King's personalist orientation involves what the American Jesuit scholar Walter J. Ong (1912-2003; Ph.D. in English, Harvard University, 1955) refers to as belief "in" (a person), as distinct from belief "that" (a propositional statement is true), in his 1958 seminal essay "Voice as Summons for Belief: Literature, Faith, and the Divided Self" in the now-defunct Jesuit-sponsored journal Thought: A Review of Idea and Culture (Fordham University), volume 33, serial number 128 (Spring 1958): pp. 43-61.
Ong reprinted his 1958 seminal essay in his 1962 book The Barbarian Within: And Other Fugitive Essays and Studies (Macmillan, pp. 49-67); it is also reprinted in An Ong Reader: Challenges for Further Inquiry, edited by Thomas J. Farrell and Paul A. Soukup (Hampton Press, 2002, pp. 259-275).
Ong characterized his work as phenomenological and personalist in cast. However, I am not aware of even one reference to King in Ong's 400 or so distinct publications (not counting translations or reprintings as distinct publications).
Incidentally, in 1955, the year in which both King and Ong received his Ph.D., Dorrien turned three years old - and I turned eleven. Dwight Eisenhower was the Republican president of the United States, and the U.S. Supreme court had just made its famous 1954 decision in Brown v. the Board of Education in Topeka, Kansas - the state in which the seemingly avuncular President Eisenhower had been born and raised.
In relatively short order, King would step into the history books as the Baptist pastor of a church in Montgomery, Alabama, who preached and practiced the black social gospel and Gandhian nonviolent social protest, spearheaded the Montgomery bus boycott. By 1963, King was one of the most widely publicized Americans in the world, as Time magazine recognized by naming his "Man of the Year" in its first January 1964 issue. Later in 1964, King was awarded the Nobel Peace Prize - in the year in which he turned thirty-five. However, when he subsequently spoke out against the Vietnam War, which at the time many Americans supported, many of his white liberal supporters did not support him. His honeymoon with white liberals was over. In the meantime, riots by certain black Americans showed that his gospel of nonviolent social protest had not carried the day with them. There were also riots in certain cities after King's assassination in 1968.

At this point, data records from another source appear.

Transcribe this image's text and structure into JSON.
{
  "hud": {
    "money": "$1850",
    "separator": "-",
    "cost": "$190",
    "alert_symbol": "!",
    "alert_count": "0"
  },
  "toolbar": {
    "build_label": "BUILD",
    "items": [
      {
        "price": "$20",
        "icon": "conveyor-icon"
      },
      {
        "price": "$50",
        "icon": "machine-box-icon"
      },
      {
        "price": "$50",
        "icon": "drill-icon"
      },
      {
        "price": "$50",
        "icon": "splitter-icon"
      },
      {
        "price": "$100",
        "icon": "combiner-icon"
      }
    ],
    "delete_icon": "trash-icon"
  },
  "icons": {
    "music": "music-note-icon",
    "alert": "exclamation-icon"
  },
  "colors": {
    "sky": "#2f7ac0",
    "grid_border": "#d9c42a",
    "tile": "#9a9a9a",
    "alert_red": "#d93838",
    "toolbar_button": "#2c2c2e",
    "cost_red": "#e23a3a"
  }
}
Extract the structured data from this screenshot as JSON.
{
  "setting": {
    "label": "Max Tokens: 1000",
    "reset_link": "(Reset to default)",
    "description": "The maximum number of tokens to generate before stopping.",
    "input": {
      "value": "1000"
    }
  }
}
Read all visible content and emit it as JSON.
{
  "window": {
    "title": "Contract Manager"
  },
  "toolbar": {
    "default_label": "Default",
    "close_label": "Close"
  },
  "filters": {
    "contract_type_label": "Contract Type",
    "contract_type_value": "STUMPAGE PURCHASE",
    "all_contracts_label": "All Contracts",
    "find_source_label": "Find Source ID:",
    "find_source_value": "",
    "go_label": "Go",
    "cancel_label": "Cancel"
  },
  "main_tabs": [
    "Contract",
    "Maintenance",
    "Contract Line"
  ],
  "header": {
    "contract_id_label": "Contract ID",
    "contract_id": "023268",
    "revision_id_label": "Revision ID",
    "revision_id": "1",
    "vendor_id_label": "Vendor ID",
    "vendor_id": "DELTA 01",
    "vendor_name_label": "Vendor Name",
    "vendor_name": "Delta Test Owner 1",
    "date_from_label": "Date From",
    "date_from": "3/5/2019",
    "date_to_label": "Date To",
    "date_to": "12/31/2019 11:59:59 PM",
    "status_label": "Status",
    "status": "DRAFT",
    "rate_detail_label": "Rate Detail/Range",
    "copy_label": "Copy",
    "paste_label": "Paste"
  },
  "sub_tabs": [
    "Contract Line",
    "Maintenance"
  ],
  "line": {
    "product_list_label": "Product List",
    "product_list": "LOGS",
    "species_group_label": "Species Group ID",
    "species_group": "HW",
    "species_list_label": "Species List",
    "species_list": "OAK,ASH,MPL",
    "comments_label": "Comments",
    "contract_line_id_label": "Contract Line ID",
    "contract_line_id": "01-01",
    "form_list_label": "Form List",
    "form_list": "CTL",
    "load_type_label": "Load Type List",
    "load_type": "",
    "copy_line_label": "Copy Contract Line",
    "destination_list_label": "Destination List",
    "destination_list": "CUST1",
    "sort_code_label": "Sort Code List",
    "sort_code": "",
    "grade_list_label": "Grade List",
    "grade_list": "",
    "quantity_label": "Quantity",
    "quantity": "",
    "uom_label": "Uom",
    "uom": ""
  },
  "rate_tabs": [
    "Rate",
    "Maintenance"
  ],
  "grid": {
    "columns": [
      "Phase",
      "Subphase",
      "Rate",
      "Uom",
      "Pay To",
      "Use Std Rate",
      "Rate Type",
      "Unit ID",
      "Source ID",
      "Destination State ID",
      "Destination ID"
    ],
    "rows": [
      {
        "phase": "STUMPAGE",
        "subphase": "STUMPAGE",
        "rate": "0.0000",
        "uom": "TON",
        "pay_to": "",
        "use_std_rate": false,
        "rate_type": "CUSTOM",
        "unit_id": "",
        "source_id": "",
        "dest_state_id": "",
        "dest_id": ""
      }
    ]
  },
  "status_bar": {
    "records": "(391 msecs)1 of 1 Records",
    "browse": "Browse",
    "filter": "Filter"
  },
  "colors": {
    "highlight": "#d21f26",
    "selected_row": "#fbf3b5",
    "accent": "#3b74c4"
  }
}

From the fall semester of 1954 onward until he retired, Ong taught English at Saint Louis University, the Jesuit university in St. Louis, Missouri. Over his lifetime, he received his fair share of recognition and honors - for example, he delivered the prestigious Terry Lectures at Yale University in the spring semester of 1964, the expanded version of which was published as his 1967 book The Presence of the Word: Some Prolegomena for Cultural and Religious History (Yale University Press).
In the 1966-1967 academic year, Ong served as the Berg Visiting Professor of English at New York University. Also in 1966-1967, Ong was one of the fourteen members of the White House Task Force on Education that reported to President Lyndon b. Johnson in 1967. However, Ong was never named by Time magazine as "Man of the Year" - and his work was not lionized.
Because Ong was a Roman Catholic priest, and because both Ong and King addressed broad Christian and Jewish audiences, we should also note here that the Second Vatican Council (1962-1965) in the Roman Catholic Church was significantly re-orienting Catholic life in the early 1960s - about the same time when King was spearheading the black civil rights movement in the United States - and being named Time's "Man of the Year" and receiving the Nobel Peace Prize.